What I am trying to convey to you is: I do not support Israel, the Palestinians, the (USSR of A) USA, all fundamentalists of every stripe and color, particularly a freaky, ass-backwards coup d’état currently holding court in the USSR OF A’S DC WHITE WHORE HOUSE which, for your information, smells so bad, I can smell it nearly 3000 miles away (approximately 4828.032 in your language), on the USSR OF A’s west coast in California.

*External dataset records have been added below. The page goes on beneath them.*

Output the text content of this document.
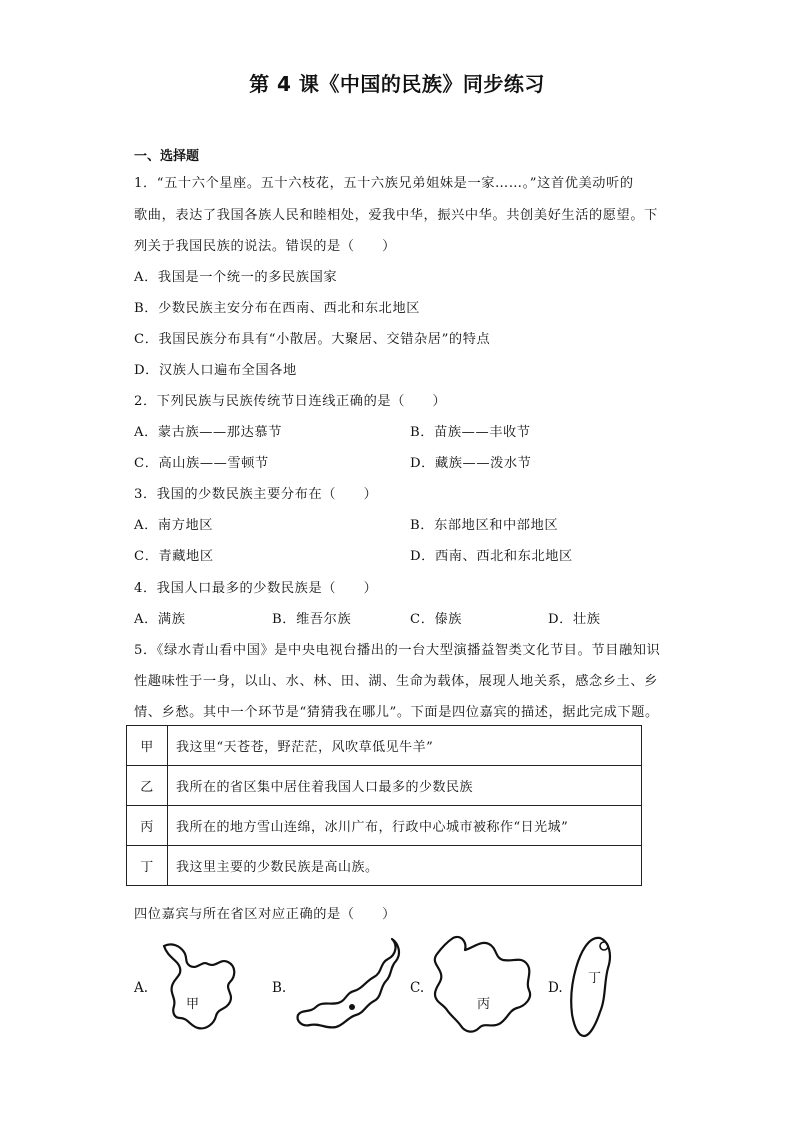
第 4 课《中国的民族》同步练习
一、选择题
1．“五十六个星座。五十六枝花，五十六族兄弟姐妹是一家……。”这首优美动听的
歌曲，表达了我国各族人民和睦相处，爱我中华，振兴中华。共创美好生活的愿望。下
列关于我国民族的说法。错误的是（　　）
A．我国是一个统一的多民族国家
B．少数民族主安分布在西南、西北和东北地区
C．我国民族分布具有“小散居。大聚居、交错杂居”的特点
D．汉族人口遍布全国各地
2．下列民族与民族传统节日连线正确的是（　　）
A．蒙古族——那达慕节	B．苗族——丰收节
C．高山族——雪顿节	D．藏族——泼水节
3．我国的少数民族主要分布在（　　）
A．南方地区	B．东部地区和中部地区
C．青藏地区	D．西南、西北和东北地区
4．我国人口最多的少数民族是（　　）
A．满族	B．维吾尔族	C．傣族	D．壮族
5．《绿水青山看中国》是中央电视台播出的一台大型演播益智类文化节目。节目融知识
性趣味性于一身，以山、水、林、田、湖、生命为载体，展现人地关系，感念乡土、乡
情、乡愁。其中一个环节是“猜猜我在哪儿”。下面是四位嘉宾的描述，据此完成下题。
甲	我这里“天苍苍，野茫茫，风吹草低见牛羊”
乙	我所在的省区集中居住着我国人口最多的少数民族
丙	我所在的地方雪山连绵，冰川广布，行政中心城市被称作“日光城”
丁	我这里主要的少数民族是高山族。
四位嘉宾与所在省区对应正确的是（　　）
A.
甲
B.	C.
丙
D.
丁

Imagine if you will, decaying corpse of skunk, defecating hippos consorting with pygmy giraffes at the London Zoo in the middle of a very warm day in May along with formaldehyde and sulphur mixed in a bottle of Pepsi (It’s the real thing), Dr Pepper (Be a pepper) and boiled fresh tongue of mad-ox and brain… now mixed it all together with any words coming from anyone involved with the Dumb Trump Crusade for Stupidity & The American Way, and wallah!, that is what the above mentioned entities smell like. PUTIN and North Korea’s SIC YOUNG MOON ASS-FACE smell even worse… yes, even worse than Saudi Arabia & Assad of Soviet Syria combined. Have a nice xxxxing day. And remember: Straight Men Are People too.
* JEALOUS IS AS JEALOUS DOES.
**CRACK WHORE DEVIANTS
*** FIRST GENERATION ALL-WHITE IMMIGRANTS OF QUESTIONABLE FUNDING SOURCES.